Personal information
- Full name: Tim Rieniets
- Born: 14 April 1966 (age 60)
- Original teams: Wangaratta Rovers, Coburg
- Draft: 27th, 1990 Pre-Season Draft
- Height: 183 cm (6 ft 0 in)
- Weight: 79 kg (174 lb)

Playing career^{1}
- Years: Club / Games (Goals)
- 1990–1991: Carlton / 24 (6)
- ^{1} Playing statistics correct to the end of 1991.

= Tim Rieniets =

Australian rules footballer

Tim Rieniets (born 14 April 1966) is a former Australian rules footballer who played with Carlton in the Australian Football League (AFL).

Rieniets, a Wangaratta Rovers junior, was recruited by North Melbourne and in two years with the club he only played Under-19s and reserves football.

He participated in Coburg's back to back premierships in 1988 and 1989, becoming the only person to win dual Norm Goss Memorial Medals.
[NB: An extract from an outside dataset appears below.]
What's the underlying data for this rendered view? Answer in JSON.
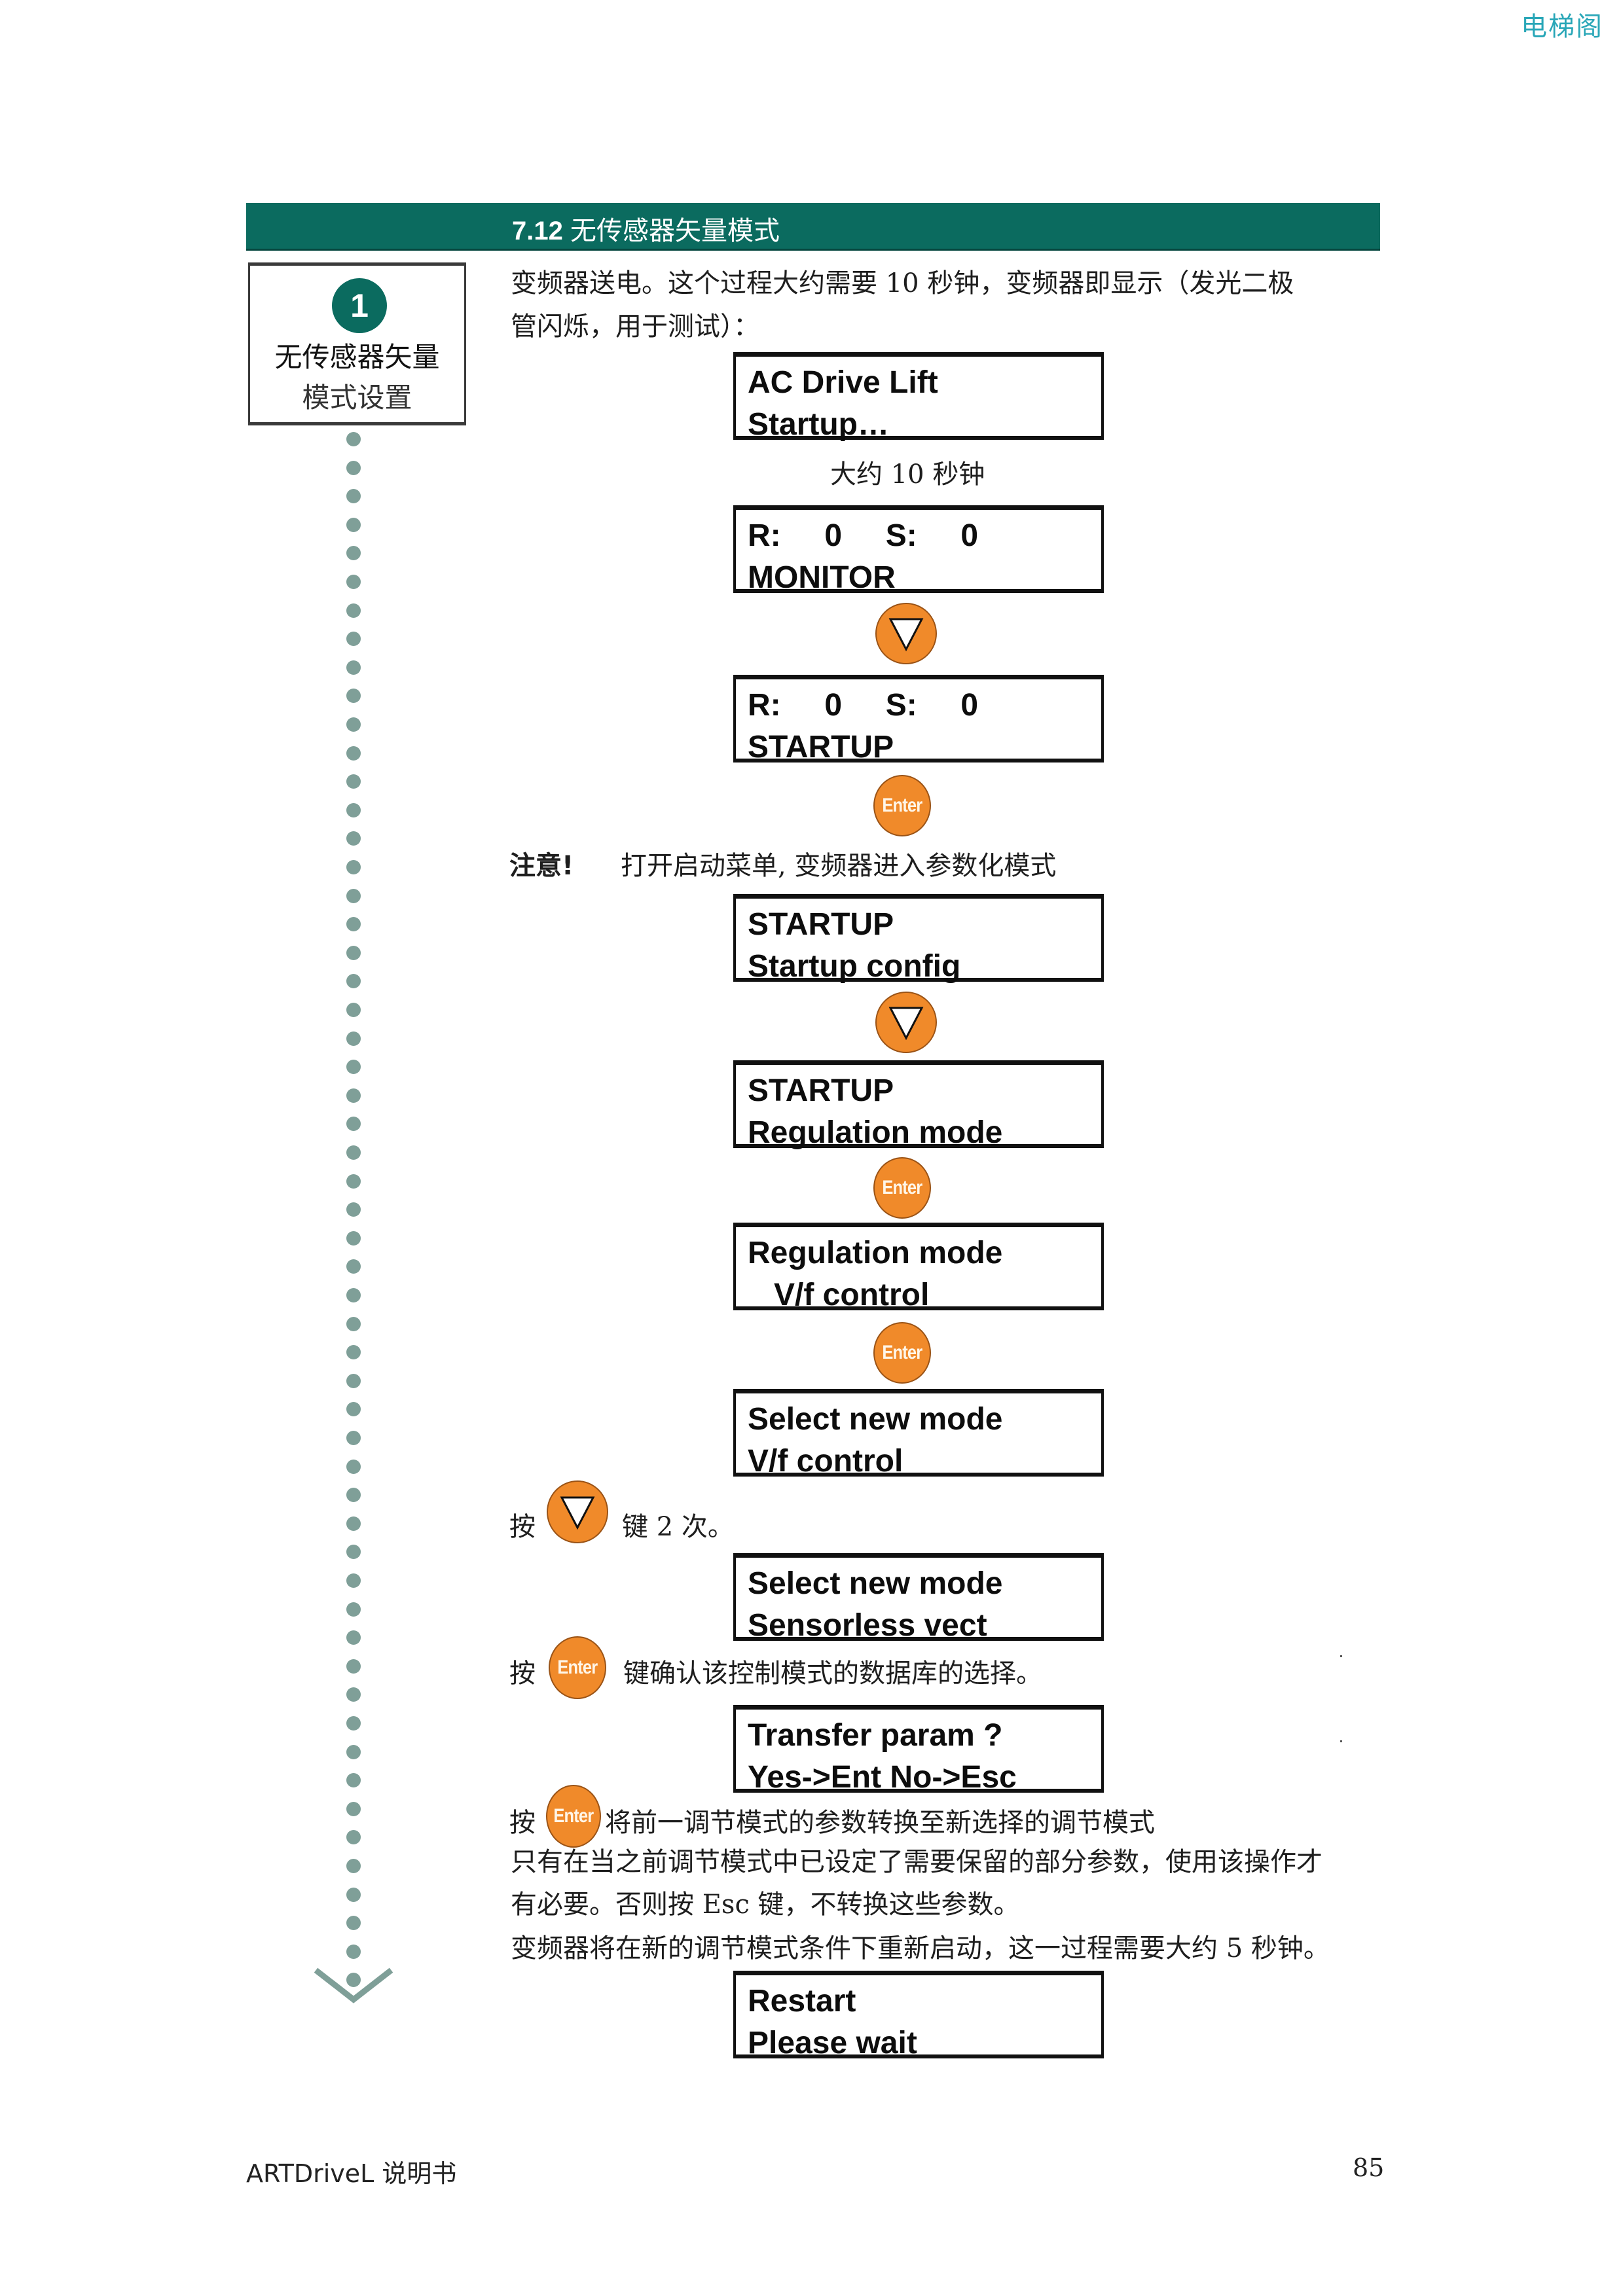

Carlton picked Rieniets up in the 1990 Pre-Season Draft and he kicked a goal with his first kick in senior AFL football, against North Melbourne at Princes Park. Used mostly as a ruck-rover or defender, Rieniets made 12 appearances in 1990. He played another 12 games in 1991 and averaged 18 disposals but lost his place in the team towards the end of the year.

Later in the 1990s he returned to the VFA, and was a member of Werribee's 1993 premiership side and then in Sandringham's 1997 grand final win. In doing so, he achieved the very rare feat of winning VFA/VFL premierships with three clubs.